A new North Carolina law revoking tenure for newly hired principals has polarized education groups and sent ripples of anxiety through the state’s public schools.
The measure, approved by the legislature in June, will take effect in 1995. Principals who are currently employed will retain their tenure rights unless they move to another school system.
Backers of the measure, who have been pushing for it for several years, say easing the process for removing principals will strengthen accountability in the schools and aid the state’s ongoing education-reform efforts.
The legislation is a “positive move’’ that will improve student performance, said Rep. Anne C. Barnes, the chairwoman of the House education committee.
But critics, including the state teachers’ organization, contend that ending tenure will undermine principals’ ability to innovate, while also endangering teachers’ job guarantees.
Although supporters deny that the law will necessarily lead to an increase in dismissals, it is expected to have a wide potential impact. Nearly 40 percent of the state’s principals have more than 25 years’ experience, according to the North Carolina School Boards Association. As members of that large group retire after 1995, they will be replaced by administrators without tenure protections.
As a result, half of the state’s 1,100 principals are expected within five years to be contract employees subject to periodic removal.

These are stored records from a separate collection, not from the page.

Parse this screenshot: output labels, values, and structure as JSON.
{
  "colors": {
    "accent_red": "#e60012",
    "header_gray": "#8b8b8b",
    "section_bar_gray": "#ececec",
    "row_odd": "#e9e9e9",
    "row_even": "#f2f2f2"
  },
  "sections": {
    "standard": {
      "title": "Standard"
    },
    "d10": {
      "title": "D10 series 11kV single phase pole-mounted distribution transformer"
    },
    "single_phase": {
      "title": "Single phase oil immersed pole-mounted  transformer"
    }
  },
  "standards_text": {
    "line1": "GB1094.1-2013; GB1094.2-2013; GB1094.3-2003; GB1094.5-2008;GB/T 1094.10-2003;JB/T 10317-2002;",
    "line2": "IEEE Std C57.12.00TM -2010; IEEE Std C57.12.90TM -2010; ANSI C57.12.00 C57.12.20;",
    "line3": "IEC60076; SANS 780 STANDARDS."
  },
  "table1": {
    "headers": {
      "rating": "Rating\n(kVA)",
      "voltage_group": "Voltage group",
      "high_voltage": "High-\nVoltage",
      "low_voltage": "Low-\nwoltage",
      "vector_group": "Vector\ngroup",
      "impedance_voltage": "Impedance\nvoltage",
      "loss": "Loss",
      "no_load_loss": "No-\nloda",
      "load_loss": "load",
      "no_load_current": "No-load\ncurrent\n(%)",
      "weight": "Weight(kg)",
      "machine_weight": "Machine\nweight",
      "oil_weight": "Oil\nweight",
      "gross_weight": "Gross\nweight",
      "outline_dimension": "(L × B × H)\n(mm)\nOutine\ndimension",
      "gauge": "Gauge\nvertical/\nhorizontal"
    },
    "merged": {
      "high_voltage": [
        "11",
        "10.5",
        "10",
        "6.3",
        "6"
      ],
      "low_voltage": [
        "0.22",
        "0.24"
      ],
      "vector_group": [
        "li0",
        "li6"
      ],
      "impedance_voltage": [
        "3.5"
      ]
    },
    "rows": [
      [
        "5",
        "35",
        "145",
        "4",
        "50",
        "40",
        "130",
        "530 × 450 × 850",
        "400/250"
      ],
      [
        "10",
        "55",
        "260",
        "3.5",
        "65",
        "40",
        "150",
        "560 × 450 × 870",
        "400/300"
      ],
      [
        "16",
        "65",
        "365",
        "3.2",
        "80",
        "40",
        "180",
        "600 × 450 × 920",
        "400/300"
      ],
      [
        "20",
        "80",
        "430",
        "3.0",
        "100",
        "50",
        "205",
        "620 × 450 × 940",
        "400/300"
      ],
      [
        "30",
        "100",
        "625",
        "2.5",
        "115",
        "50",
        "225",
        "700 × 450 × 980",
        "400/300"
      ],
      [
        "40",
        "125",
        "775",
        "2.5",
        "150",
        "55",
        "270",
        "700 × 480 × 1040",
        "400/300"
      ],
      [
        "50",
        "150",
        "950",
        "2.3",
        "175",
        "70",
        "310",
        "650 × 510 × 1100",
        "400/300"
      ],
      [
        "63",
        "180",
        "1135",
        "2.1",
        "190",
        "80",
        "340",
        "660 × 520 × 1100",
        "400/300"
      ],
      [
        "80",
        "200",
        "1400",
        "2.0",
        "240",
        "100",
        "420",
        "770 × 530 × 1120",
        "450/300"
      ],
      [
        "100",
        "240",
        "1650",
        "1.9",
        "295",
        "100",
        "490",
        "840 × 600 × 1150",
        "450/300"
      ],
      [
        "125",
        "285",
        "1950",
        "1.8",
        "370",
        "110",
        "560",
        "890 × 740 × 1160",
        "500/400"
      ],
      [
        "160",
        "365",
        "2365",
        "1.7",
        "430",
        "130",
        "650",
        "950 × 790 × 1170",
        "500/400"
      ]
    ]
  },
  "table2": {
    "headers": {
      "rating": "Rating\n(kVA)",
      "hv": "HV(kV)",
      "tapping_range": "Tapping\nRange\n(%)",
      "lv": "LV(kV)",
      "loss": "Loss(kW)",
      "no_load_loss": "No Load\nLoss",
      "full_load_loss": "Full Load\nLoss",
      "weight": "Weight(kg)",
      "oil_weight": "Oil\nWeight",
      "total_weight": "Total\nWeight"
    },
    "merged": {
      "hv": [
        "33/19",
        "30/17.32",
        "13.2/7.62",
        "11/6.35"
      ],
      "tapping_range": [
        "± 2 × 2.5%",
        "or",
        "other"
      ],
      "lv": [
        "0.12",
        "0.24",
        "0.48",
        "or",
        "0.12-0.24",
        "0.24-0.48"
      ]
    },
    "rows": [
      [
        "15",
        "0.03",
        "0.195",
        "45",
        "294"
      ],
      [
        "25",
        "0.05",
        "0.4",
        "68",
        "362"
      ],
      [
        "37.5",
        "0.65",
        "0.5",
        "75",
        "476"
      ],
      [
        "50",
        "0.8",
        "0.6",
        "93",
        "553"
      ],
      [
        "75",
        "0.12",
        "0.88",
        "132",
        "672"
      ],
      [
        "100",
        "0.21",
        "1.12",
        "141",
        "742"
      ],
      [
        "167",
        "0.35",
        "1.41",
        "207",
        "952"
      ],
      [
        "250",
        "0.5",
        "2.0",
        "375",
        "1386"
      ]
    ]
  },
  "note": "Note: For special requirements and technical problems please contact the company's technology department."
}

While a similar measure failed last year, the bill this year garnered wide legislative support because it was coupled with a comprehensive program to improve standards, train principals, and create an educational-leadership academy for administrators, Ms. Barnes said.
The bill was endorsed by Gov. James B. Hunt Jr.
Passage of the measure made North Carolina one of a handful of states in recent years that have revoked tenure for new principals in an effort to bolster school reform.
Although nearly all states provide some form of tenure for teachers, only 18 states currently offer job guarantees to principals, according to Paul Hersey, the director of professional assistance at the National Association of Secondary School Principals.
Strengthening Superintendents
Tenure repeal will “strengthen the hand of the chief administrator,’' said Gene Causby, the executive director of the North Carolina School Boards Association, which has sought the change for several years.
The new system will create responsiveness in school officials who have been resistant to reform, he said.
“An administrator comes in and wants to do school reform, and the principals say, ‘That’s fine and good, but we were here when you got here, and we’ll be here when you’re gone,’'' Mr. Causby said. “That kind of attitude is universal.’'
Opponents of the bill fear that erosion of principal tenure is a slippery slope that will eventually lead to elimination of teachers’ job protections.
Critics also say the guarantee is more than just job protection.
“Tenure is the first line of defense in academic freedom,’' said John Wilson, a lobbyist for the North Carolina Association of Educators. “They have made our future administrators vulnerable to school boards who change with each ideology.’'
The measure will also threaten the “collegial atmosphere’’ the schools have with teachers, parents, and the community, Mr. Wilson warned, and will limit principals’ freedom to take risks, act creatively, and resist the mainstream.
No Arbitrary Dismissal
The legislation repealed a 1974 tenure law that allowed principals to be fired only for such reasons as immorality, alcohol abuse, criminal conviction, and advocating the overthrow of the government.
While discarding the old system, the new law establishes procedures that backers say will insure that principals are treated fairly.
The law states that school administrators may not be dismissed “for arbitrary, capricious, discriminatory, personal, or political reasons.’'
The measure also gives principals the right to appeal their firing. But Mr. Wilson argued that the new law will make appeals more difficult for principals, by placing the burden of proof on them to show that they were wrongly dismissed.
Principals from across the state have been calling the N.C.E.A. to express their concerns about the bill’s repercussions, Mr. Wilson said, adding that the group plans to provide legal services for principals who “run into problems.’'
The N.C.E.A. has already raised $100,000 for a campaign fund “to make sure we elect people who are for the rights of public employees,’' he noted.